When Frank Castorf’s bicentennial Bayreuth production of Der Ring des Nibelungen appeared last year, it generated howls of protest. That hasn’t stopped this year’s public from packing out the Bayreuther Festspielhaus. I’ll be here for the whole cycle and I’ll be spreading my thoughts on Castorf’s work over separate reviews of each.
Before that, I’ll start with the uncontroversial part of last night’s Das Rheingold, namely the singing and the musical performance. Topping the list has to be Oleg Bryjak, who was a sensational Alberich. Starting with a voice that is rounded and strong across the whole range, Bryjak produced an extraordinary piece of vocal acting, imbuing his voice with overweening pride, malice, raw anger and utter desolation. The outstanding female voice of the evening was Nadine Weissman as Erda, who projected utter authority allied to lush timbre.
Norbert Ernst produced a Loge that was musically fine without including the last edge of characterisation. The role of Fricka doesn’t offer much in Das Rheingold, but Claudia Mahnke made it unusually strong, offering good promise for Act II of Die Walküre this evening. Within a high quality trio of Rhinemaidens, Okka von der Damerau impressed as Flosshilde. Wolfgang Koch gave a mixed performance as Wotan which seemed to come and go: his voice thrilled in many of the high notes but often seemed to lack power, especially in the lower parts of the register.

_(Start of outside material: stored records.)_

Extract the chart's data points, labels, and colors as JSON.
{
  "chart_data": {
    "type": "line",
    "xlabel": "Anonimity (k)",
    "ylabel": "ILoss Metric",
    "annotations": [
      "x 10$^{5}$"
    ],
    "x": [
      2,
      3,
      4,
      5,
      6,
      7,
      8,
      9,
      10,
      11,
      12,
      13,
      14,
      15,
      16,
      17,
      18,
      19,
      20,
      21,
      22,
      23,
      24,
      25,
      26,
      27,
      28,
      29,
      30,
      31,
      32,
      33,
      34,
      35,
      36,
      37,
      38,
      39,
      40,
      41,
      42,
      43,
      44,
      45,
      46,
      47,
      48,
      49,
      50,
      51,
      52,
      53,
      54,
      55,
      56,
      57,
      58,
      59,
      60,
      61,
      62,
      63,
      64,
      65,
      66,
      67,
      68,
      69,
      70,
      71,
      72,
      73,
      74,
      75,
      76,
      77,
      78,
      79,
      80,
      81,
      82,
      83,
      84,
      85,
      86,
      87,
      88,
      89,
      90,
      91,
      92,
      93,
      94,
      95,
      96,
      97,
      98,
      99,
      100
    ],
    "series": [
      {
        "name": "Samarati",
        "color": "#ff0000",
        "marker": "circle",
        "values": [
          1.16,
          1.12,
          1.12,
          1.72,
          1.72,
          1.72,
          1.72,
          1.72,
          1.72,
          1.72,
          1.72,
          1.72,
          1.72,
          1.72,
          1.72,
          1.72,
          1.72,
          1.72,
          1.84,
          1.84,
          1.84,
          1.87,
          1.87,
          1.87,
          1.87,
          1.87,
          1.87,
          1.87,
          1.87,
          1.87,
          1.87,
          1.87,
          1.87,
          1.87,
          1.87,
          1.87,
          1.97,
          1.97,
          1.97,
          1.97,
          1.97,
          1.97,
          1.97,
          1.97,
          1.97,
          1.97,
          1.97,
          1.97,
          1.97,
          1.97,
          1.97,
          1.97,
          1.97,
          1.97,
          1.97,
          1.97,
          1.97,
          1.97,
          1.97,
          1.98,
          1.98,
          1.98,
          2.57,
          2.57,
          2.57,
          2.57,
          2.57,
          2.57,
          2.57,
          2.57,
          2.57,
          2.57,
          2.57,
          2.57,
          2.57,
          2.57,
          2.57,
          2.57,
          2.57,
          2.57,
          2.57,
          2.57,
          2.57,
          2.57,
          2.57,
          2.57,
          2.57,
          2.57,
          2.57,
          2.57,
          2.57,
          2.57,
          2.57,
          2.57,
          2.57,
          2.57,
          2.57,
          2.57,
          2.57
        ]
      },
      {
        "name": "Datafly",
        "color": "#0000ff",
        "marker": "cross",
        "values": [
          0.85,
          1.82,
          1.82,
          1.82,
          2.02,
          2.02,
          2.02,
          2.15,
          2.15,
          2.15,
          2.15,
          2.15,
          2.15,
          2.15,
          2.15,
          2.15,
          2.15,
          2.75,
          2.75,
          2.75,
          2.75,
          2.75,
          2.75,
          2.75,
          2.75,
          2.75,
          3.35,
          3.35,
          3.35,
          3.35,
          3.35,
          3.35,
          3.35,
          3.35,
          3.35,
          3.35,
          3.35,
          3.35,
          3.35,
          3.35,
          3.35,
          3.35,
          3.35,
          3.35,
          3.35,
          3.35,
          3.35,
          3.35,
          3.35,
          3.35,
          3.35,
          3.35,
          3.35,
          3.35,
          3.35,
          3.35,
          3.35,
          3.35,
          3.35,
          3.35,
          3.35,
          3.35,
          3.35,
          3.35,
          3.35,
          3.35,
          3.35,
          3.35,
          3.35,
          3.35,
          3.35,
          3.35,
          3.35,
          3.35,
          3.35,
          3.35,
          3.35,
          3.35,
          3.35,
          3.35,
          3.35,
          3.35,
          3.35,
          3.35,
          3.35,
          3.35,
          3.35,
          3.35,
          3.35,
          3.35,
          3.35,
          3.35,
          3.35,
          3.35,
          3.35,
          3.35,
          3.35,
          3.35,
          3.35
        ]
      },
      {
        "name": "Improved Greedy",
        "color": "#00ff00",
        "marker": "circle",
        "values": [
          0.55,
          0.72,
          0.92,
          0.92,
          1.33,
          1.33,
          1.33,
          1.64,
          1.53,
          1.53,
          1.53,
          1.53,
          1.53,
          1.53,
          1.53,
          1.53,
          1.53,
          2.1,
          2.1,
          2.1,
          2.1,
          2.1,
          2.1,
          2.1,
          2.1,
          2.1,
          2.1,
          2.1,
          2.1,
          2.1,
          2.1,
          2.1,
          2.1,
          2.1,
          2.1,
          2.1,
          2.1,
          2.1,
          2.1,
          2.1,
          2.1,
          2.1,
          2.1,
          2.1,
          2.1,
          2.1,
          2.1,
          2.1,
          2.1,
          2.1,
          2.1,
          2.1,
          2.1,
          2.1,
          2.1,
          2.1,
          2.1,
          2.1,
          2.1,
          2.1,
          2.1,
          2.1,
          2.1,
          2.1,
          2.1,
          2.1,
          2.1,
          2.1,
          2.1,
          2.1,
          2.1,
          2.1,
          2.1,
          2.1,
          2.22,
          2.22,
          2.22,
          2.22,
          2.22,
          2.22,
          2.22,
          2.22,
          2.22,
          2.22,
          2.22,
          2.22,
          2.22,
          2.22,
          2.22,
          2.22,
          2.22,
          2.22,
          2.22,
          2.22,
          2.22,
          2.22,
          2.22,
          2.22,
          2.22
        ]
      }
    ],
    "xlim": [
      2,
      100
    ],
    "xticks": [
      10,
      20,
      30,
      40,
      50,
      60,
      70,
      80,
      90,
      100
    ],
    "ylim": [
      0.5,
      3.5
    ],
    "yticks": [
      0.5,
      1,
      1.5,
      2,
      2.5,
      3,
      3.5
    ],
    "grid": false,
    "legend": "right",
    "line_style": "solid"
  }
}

If I have one major cavil about the singing, it’s that diction was generally poor. Bayreuth doesn’t show surtitles, so one would hope that singers would make extra efforts to articulate their words, particularly since they’re getting a lot of help from the acoustic of the Festspielhaus which subdues the orchestral sound in favour of the voices. No such efforts were in evidence.
The acoustic is also known as being a difficult one for conductors trying to achieve good balance between different elements of the orchestra. That didn’t seem to bother Kirill Petrenko in the slightest as he led an excellent orchestral performance: pacy, exciting and clear.
So on to Castorf’s staging. Aleksandar Denić’s single multi-level set is certainly striking: the whole action takes place in a tawdry Texas motel which doubles as a filling station, bar and whorehouse: the whole thing is set on a turntable so that we see different angles at different times: the swimming pool at the back serves as the Rhine, with the Rhinemaidens as hookers; the gods are small-time gangsters, whom we first see through French windows of an upstairs bedroom; Fafner and Fasolt are garage mechanics who engage in wrecking the bar downstairs. Many of the costumes are gaudy, from Loge’s red suit to Freia’s pneumatic rubber or plastic creation to a gold lamé suit for Mime that would grace Terry Pratchett’s Moist von Lipwig.